As for the capillary red herring - now I'm actually not sure if water sucked up in a tall capillary would or wouldn't contribute normally to hydrostitic pressure. But it does NOT matter for the main question. The diameter of a capillary in this context would be on the order of microns to be significant in height. Very different from a pipe or cave, different forces and effects come into play at those tiny scales. So if there is a "cutoff" at all (which there might not be) it's probably submilliliter.
 
My town only uses pumps, but I assume you are talking about a community water tower. That actually illustrates my point nicely. The job of the towers is not primarily to provide water, it's to pressurize the distribution of water from the municipal water treatment plant. Following your argument, all that would be needed to provide this pressure is a small column of water of the correct height (most towers are 40-50m above grade) and a fast enough pump to keep it topped off. Yet actual water towers typically contain 1 million gallons of water. Why would they source so much money to hang all this weight in the sky if they didn't need to?

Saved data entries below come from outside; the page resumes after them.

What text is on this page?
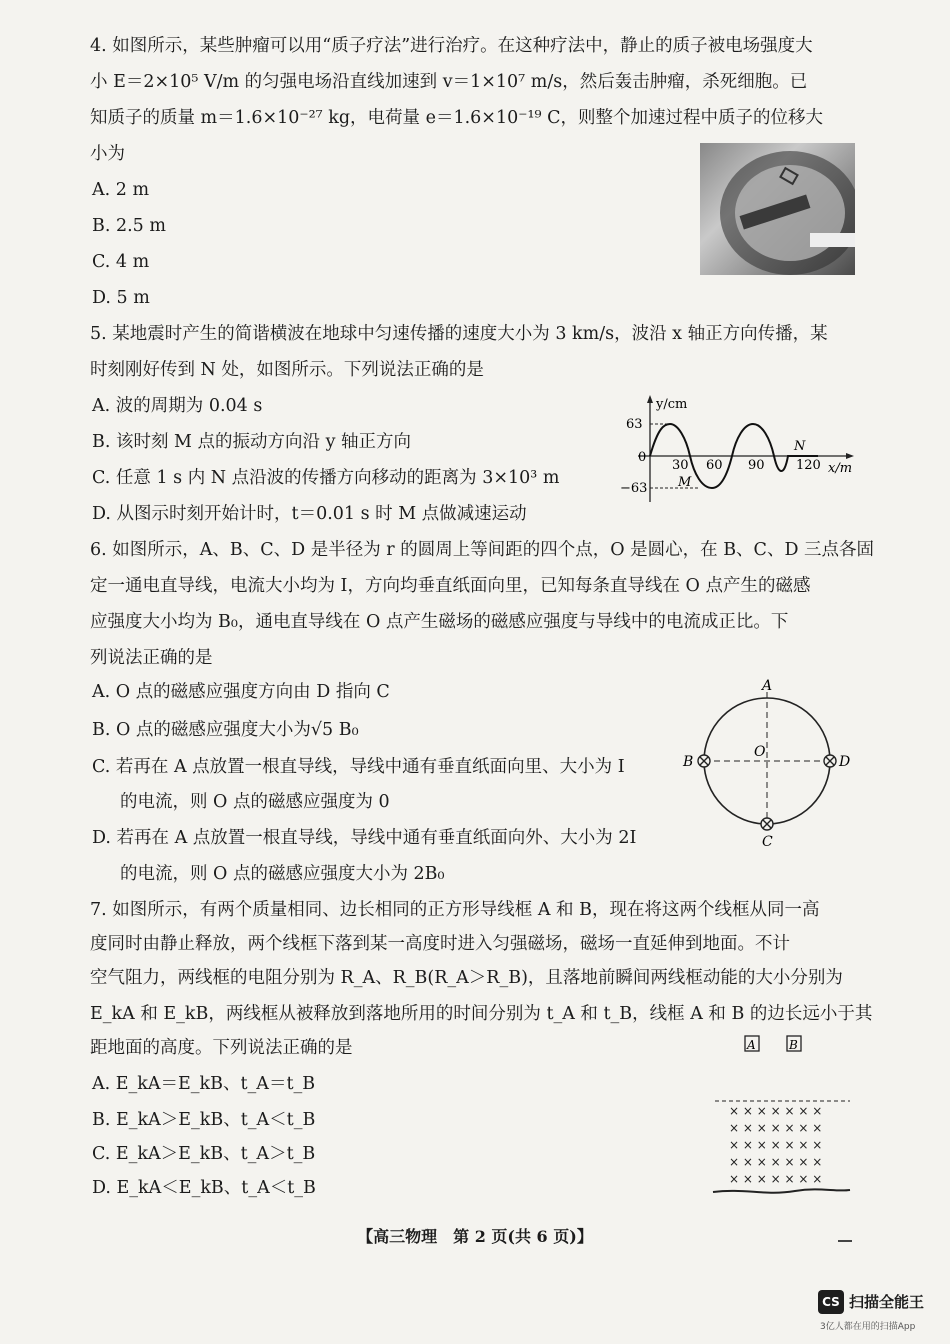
4. 如图所示，某些肿瘤可以用“质子疗法”进行治疗。在这种疗法中，静止的质子被电场强度大
小 E＝2×10⁵ V/m 的匀强电场沿直线加速到 v＝1×10⁷ m/s，然后轰击肿瘤，杀死细胞。已
知质子的质量 m＝1.6×10⁻²⁷ kg，电荷量 e＝1.6×10⁻¹⁹ C，则整个加速过程中质子的位移大
小为
A. 2 m
B. 2.5 m
C. 4 m
D. 5 m
5. 某地震时产生的简谐横波在地球中匀速传播的速度大小为 3 km/s，波沿 x 轴正方向传播，某
时刻刚好传到 N 处，如图所示。下列说法正确的是
A. 波的周期为 0.04 s
B. 该时刻 M 点的振动方向沿 y 轴正方向
C. 任意 1 s 内 N 点沿波的传播方向移动的距离为 3×10³ m
D. 从图示时刻开始计时，t＝0.01 s 时 M 点做减速运动
y/cm
x/m
63
−63
0
30 60 90 120
M
N
6. 如图所示，A、B、C、D 是半径为 r 的圆周上等间距的四个点，O 是圆心，在 B、C、D 三点各固
定一通电直导线，电流大小均为 I，方向均垂直纸面向里，已知每条直导线在 O 点产生的磁感
应强度大小均为 B₀，通电直导线在 O 点产生磁场的磁感应强度与导线中的电流成正比。下
列说法正确的是
A. O 点的磁感应强度方向由 D 指向 C
B. O 点的磁感应强度大小为√5 B₀
C. 若再在 A 点放置一根直导线，导线中通有垂直纸面向里、大小为 I
的电流，则 O 点的磁感应强度为 0
D. 若再在 A 点放置一根直导线，导线中通有垂直纸面向外、大小为 2I
的电流，则 O 点的磁感应强度大小为 2B₀
A
B
C
D
O
7. 如图所示，有两个质量相同、边长相同的正方形导线框 A 和 B，现在将这两个线框从同一高
度同时由静止释放，两个线框下落到某一高度时进入匀强磁场，磁场一直延伸到地面。不计
空气阻力，两线框的电阻分别为 R_A、R_B(R_A＞R_B)，且落地前瞬间两线框动能的大小分别为
E_kA 和 E_kB，两线框从被释放到落地所用的时间分别为 t_A 和 t_B，线框 A 和 B 的边长远小于其
距地面的高度。下列说法正确的是
A. E_kA＝E_kB、t_A＝t_B
B. E_kA＞E_kB、t_A＜t_B
C. E_kA＞E_kB、t_A＞t_B
D. E_kA＜E_kB、t_A＜t_B
A	B
× × × × × × ×
× × × × × × ×
× × × × × × ×
× × × × × × ×
× × × × × × ×
【高三物理　第 2 页(共 6 页)】
CS 扫描全能王
3亿人都在用的扫描App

The older standpipe water towers worked just like your description. Just a narrow tube to pressurize the whole system. There's a very famous one in downtown Chicago. St Louis has a few left.

Henry Palmer used a similar technique to measure stages of the Thames in the 1830s. A protected onshore standpipe, hydraulically connected to the river by a horizontal pipe. The level in the standpipe was always the same as the level of the river, but unaffected by waves, currents, boats, etc.